Findings: After treatment initiation, median follow-up was 38 (interquartile range [IQR], 25-62) months; 100% of patients achieved partial remission, defined as a urinary protein-creatinine ratio (UPCR) < 3 g/g and a 50% reduction from baseline, at a median of 3.4 months. By 2 years after treatment initiation, 83% achieved complete remission, defined as a UPCR < 0.3 g/g. The median time to complete remission was 12.4 months. Immunologic remission (defined by an anti-PLA2R titer < 14 RU/mL) was achieved by 86% and 100% of anti-PLA2R seropositive patients (n = 29) at 3 and 6 months, respectively, after treatment initiation. After 1 year, the median UPCR fell from 8.4 (IQR, 5.0-10.7) to 0.3 (IQR, 0.2-0.8) g/g (P < 0.001). No patient relapsed throughout the duration of B-cell depletion. Relapse occurred in 10% of patients at 2 years after the onset of B-cell reconstitution following the last rituximab dose. Over a combined follow-up time of 228 patient-years, 18 serious adverse events occurred. One death occurred unrelated to treatment or primary MN, and 1 patient progressed to kidney failure requiring kidney replacement therapy.

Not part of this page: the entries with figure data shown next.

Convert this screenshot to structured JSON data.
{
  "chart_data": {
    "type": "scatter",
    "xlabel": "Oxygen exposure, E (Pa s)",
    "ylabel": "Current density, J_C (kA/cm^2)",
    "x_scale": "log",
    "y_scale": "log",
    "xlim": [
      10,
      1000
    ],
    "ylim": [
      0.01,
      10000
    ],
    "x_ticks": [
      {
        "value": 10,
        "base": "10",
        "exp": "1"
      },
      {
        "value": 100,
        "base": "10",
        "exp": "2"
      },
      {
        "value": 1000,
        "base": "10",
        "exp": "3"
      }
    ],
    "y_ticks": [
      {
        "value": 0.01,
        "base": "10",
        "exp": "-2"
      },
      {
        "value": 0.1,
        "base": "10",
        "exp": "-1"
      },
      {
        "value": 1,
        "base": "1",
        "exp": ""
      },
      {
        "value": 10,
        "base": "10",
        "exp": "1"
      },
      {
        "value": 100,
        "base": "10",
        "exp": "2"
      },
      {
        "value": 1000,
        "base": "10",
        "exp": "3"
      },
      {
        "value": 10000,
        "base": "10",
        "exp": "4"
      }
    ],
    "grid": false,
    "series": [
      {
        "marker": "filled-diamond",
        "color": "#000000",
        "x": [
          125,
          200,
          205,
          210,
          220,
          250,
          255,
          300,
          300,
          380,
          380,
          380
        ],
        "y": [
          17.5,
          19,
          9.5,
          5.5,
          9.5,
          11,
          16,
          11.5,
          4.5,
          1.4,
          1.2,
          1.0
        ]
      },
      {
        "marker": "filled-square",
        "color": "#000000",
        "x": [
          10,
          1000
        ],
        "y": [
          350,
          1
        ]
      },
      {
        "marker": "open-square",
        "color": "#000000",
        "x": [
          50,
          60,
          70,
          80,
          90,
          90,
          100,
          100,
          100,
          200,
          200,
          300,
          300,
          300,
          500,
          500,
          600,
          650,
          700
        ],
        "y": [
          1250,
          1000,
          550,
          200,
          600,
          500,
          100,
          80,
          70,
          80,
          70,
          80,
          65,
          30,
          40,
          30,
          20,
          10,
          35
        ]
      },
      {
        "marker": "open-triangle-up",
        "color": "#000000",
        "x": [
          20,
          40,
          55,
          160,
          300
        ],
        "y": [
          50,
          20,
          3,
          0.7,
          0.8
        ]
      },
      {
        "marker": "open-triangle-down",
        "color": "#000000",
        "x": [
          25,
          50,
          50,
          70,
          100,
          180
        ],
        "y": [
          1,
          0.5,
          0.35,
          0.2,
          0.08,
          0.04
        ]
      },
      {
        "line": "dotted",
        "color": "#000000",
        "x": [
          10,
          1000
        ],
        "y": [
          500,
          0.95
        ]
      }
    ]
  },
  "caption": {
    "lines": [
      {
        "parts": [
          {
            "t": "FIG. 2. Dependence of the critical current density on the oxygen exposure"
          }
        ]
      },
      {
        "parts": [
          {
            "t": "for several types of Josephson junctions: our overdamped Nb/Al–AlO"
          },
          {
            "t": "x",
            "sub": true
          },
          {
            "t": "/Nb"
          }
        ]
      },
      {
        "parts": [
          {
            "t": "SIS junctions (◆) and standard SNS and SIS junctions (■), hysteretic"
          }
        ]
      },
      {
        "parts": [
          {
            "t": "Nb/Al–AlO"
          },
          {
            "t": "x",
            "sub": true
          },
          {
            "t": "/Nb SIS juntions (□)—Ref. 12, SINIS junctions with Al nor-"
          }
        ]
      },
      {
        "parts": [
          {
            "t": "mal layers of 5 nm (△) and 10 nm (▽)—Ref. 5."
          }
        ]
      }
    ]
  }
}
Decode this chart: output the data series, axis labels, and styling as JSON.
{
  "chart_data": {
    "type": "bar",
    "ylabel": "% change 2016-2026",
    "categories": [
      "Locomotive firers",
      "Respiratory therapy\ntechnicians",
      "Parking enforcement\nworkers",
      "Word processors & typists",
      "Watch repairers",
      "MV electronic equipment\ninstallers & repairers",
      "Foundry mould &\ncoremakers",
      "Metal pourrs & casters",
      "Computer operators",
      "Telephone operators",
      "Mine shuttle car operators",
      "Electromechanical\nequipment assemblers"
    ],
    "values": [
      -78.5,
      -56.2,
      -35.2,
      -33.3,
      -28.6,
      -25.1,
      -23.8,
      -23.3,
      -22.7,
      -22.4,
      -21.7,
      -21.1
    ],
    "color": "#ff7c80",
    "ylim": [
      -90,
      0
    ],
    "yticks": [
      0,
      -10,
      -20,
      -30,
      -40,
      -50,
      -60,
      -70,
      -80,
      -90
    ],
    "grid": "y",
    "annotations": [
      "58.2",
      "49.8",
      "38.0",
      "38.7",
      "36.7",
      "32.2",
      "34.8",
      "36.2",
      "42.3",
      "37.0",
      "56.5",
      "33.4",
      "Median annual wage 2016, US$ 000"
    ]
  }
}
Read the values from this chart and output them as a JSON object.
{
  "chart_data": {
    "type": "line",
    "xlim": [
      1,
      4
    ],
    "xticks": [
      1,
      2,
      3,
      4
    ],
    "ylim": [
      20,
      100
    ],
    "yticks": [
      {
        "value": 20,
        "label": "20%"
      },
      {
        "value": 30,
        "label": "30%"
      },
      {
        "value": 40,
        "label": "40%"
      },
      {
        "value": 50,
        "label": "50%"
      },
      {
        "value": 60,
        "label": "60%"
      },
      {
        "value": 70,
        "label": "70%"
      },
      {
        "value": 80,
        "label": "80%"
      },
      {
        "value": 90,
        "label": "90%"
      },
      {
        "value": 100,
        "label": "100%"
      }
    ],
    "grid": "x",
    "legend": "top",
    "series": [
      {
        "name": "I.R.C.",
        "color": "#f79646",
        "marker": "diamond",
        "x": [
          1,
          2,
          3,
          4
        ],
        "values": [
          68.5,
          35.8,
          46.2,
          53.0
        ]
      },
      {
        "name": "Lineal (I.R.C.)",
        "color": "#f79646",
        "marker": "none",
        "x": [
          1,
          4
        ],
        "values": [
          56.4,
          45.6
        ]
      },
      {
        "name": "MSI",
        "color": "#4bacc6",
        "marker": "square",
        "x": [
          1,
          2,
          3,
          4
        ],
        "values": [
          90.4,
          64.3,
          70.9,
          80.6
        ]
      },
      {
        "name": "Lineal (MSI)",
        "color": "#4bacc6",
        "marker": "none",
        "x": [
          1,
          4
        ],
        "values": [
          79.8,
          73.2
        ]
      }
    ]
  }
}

Limitations: Absence of a comparison group.

Conclusions: All patients with primary MN treated with combination therapy achieved partial remission and most achieved a durable complete remission with an acceptable safety profile.

Keywords: B-cell depletion; case series; cyclophosphamide; glucocorticoid; immunosuppressive regimen; membranous nephropathy (MN); nephrotic syndrome (NS); phospholipase A2 receptor (PLA2R); prednisone; proteinuria; relapse; remission; rituximab; serious adverse events (SAEs).